Page MenuHomePhabricator

[Revise Tone] Investigate observed impact on constructive activation
Closed, ResolvedPublic

Description

User story & summary:

As a stakeholder of the WE1 objective and outcomes from the Revise Tone Structured Task experiment, I want to understand whether the early impact to constructive activation is "real," (that is, not due to some error in the instrumentation or experiment setup) so that I can make an informed decision about next actions.

Background & research:

This task is important because we need to validate the observed impact on constructive activation and take action if necessary.

Constructive activation rate appears to be negatively impacted by revise tone:

image (6).png (289×702 px, 36 KB)

https://superset.wikimedia.org/superset/dashboard/p/D2EB53dNOyq/

  • Constructive activation rate: -32.7% (p value: <0.001)
  • Constructive activation rate (mobile web): -26.9% (p value: <0.001)

Control group and treatment group appear to be unbalanced, which could be a sign of enrollment/bucketing issues:

assignedsubject_count
control4679
treatment6711

Screenshot 2026-02-02 at 9.10.30 AM.png (452×1 px, 101 KB)

Acceptance Criteria:
  • Verification of findings surfaced in Slack thread
  • Growth team & steering committee alignment on what actions to take with the experiment (if anything)

Event Timeline

wiki_idassignedsubject_count
0arwikicontrol787
1arwikitreatment774
2enwikicontrol34215
3enwikitreatment36732
4frwikicontrol4875
5frwikitreatment5060
6ptwikicontrol1497
7ptwikitreatment1601
wiki_idassignedsubject_count
0arwikicontrol787
1arwikitreatment774
2enwikicontrol34215
3enwikitreatment36732
4frwikicontrol4875
5frwikitreatment5060
6ptwikicontrol1497
7ptwikitreatment1601

Thank you for that data!

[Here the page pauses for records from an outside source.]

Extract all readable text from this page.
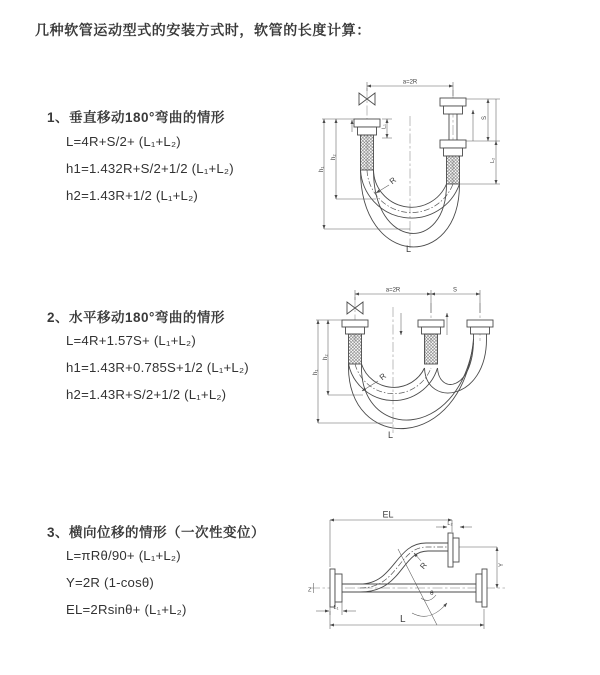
几种软管运动型式的安装方式时，软管的长度计算：
1、垂直移动180°弯曲的情形
L=4R+S/2+ (L₁+L₂)
h1=1.432R+S/2+1/2 (L₁+L₂)
h2=1.43R+1/2 (L₁+L₂)
a=2R
L₁
S
L₂
h₁
h₂
R
L
2、水平移动180°弯曲的情形
L=4R+1.57S+ (L₁+L₂)
h1=1.43R+0.785S+1/2 (L₁+L₂)
h2=1.43R+S/2+1/2 (L₁+L₂)
a=2R	S
h₁
h₂
R
L
3、横向位移的情形（一次性变位）
L=πRθ/90+ (L₁+L₂)
Y=2R (1-cosθ)
EL=2Rsinθ+ (L₁+L₂)
Z	θ
R
EL
L₂
Y
L₁
L
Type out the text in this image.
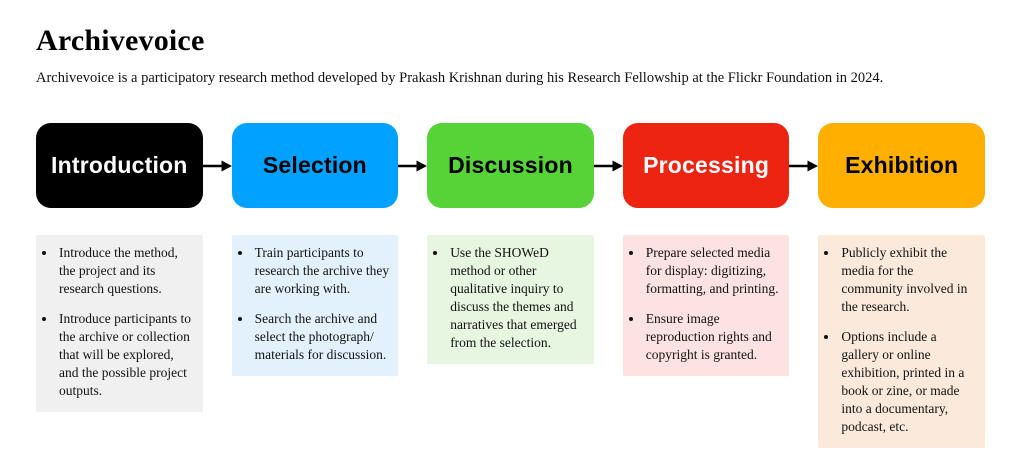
Archivevoice

Archivevoice is a participatory research method developed by Prakash Krishnan during his Research Fellowship at the Flickr Foundation in 2024.

Introduction	Selection	Discussion	Processing	Exhibition
• Introduce the method, the project and its research questions.
• Introduce participants to the archive or collection that will be explored, and the possible project outputs.
• Train participants to research the archive they are working with.
• Search the archive and select the photograph/ materials for discussion.
• Use the SHOWeD method or other qualitative inquiry to discuss the themes and narratives that emerged from the selection.
• Prepare selected media for display: digitizing, formatting, and printing.
• Ensure image reproduction rights and copyright is granted.
• Publicly exhibit the media for the community involved in the research.
• Options include a gallery or online exhibition, printed in a book or zine, or made into a documentary, podcast, etc.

Though this rules out any relation to those strange "empty .experiment key" event validation errors that I looked into in context of T415580, because those did not seem to occur on enwiki at all.

Percentages of treatment in the table above:

  • arwiki: 49.58%
  • enwiki: 51.77%
  • frwiki: 50.93%
  • ptwiki: 51.68%

I have a theory about what might be going on:

Currently, we're recording the Homepage-suggestions-enabled event in PHP, if they visit the homepage with suggested edits activated:
https://gerrit.wikimedia.org/r/plugins/gitiles/mediawiki/extensions/GrowthExperiments/+/2b53763db294d489320716e5173239dce26999e2/includes/Specials/SpecialHomepage.php#137

However, that activation (optionally picking topics and optionally changing task types) is something they first need to do, typically on their first visit to the homepage. But that then leads to a divergence:

  • if a control group user arrives for their first visit to the homepage and activates suggested edits, but then never returns to the homepage, then Homepage-suggestions-enabled (and other experiment events) will never fire for them
  • if a treatment group user arrives for their first visit to the homepage, then it seems Revise-tone-shown would (often) fire immediately
    • this is probably a bug, because at this stage the suggested edits modules has not been activated yet, but the tasks have already been loaded with the default configuration in the background and that triggers the event being sent

So that would explain the likely source of divergence: control group users that never return to the homepage and a treatment-only event that fires too early.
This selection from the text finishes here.